The first half of the novel progresses convincingly enough. The story is structured as a cautionary tale. lunchtime at McDonald’s where Jacy bums free French fries begins to hint at how growing up with a mostly absent mother and a father who lives on the Indian reservation have negatively impacted his outlook on life. He’s gorgeous and his attention toward Jenny find them gradually getting involved. Jenny starts sneaking out of the house, drinking, and doing drugs. It’s only a matter of time until Jacy gets her into bed.
The author tells the story in an omniscient (all-knowing) point of view. Head-hopping between multiple character viewpoints’ often takes place in the same chapter. The book would be strengthened by limiting the story to Jenny’s perspective. The times when the reader gets to see Jacy’s mindset feel a bit like a stretch. As a character, Jacy goes through just as many changes as Jenny, but his personal journey doesn’t ring as true. Formatting is an issue at times as are grammatical errors, such as word misuse. Much of the dialogue feels authentic and is one of the author’s strong suites.
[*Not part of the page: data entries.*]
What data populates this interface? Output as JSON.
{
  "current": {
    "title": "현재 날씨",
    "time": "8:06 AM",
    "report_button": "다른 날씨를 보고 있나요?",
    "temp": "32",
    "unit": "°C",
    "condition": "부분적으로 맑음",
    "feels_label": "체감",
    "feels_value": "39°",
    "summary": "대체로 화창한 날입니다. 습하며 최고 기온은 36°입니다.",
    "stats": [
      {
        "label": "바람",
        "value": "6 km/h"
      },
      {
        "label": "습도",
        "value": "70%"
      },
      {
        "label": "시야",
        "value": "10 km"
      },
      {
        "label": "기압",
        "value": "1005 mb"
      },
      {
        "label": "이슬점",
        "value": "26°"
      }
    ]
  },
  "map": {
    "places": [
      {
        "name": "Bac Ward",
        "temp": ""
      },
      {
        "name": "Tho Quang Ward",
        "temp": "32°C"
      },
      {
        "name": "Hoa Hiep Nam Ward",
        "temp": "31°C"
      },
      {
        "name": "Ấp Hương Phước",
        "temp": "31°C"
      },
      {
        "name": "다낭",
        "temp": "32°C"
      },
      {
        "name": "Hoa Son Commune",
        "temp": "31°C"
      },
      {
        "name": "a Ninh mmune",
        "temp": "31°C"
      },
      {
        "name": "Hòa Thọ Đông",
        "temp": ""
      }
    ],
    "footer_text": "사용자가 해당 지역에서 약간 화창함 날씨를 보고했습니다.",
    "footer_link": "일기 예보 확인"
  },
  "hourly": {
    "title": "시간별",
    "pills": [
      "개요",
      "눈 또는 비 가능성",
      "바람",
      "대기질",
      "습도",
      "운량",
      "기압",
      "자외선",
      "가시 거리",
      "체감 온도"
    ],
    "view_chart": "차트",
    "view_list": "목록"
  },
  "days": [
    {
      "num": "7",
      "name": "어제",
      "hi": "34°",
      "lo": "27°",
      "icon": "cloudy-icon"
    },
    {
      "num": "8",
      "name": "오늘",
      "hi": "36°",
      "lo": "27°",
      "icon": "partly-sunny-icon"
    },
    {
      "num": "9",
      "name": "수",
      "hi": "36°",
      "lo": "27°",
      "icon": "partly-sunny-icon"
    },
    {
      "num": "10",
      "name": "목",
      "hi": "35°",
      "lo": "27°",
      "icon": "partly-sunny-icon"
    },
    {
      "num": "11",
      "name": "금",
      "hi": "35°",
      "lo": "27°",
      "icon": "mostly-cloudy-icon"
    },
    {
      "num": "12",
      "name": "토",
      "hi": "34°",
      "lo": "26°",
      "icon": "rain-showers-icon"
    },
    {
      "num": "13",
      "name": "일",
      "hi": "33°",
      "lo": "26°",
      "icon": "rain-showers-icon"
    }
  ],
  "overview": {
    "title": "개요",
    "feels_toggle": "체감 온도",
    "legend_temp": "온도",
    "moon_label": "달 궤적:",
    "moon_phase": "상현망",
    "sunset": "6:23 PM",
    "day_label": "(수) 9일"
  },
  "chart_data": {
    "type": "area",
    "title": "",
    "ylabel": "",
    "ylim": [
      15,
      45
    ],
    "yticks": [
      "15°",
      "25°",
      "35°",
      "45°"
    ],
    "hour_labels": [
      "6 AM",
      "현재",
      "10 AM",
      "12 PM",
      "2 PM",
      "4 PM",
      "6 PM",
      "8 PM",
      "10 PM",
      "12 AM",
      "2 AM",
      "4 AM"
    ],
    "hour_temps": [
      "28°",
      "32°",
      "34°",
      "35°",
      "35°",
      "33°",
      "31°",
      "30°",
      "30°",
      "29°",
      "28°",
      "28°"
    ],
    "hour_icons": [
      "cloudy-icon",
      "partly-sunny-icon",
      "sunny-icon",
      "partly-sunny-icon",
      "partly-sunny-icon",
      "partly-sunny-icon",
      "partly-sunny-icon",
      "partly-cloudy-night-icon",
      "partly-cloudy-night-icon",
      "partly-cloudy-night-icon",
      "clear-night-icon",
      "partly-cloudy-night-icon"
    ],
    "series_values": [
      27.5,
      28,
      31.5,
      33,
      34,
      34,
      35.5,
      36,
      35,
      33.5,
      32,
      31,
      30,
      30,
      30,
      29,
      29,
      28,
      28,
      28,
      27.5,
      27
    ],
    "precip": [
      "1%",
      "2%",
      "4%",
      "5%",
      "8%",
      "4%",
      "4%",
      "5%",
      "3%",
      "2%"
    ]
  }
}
The second half of the story contains more telling of how events unfold rather than showing. For instance, the reader is told of Jenny and Jacy’s path to true love, but not shown how they actually grow closer after he finds out she’s pregnant. More interaction needed to be used to establish their growing bond. Her family’s togetherness is mostly shown in their Friday family movie nights, which at times felt a bit thin in getting the point across. The mother truly comes across as caring and true to her Christian beliefs.
The Silver Locket by Marie Fostino provides plenty of food for thought and it’s a quick read as well. It would be a good book to discuss with your teen as they start to face many of life’s exciting and harsh realities.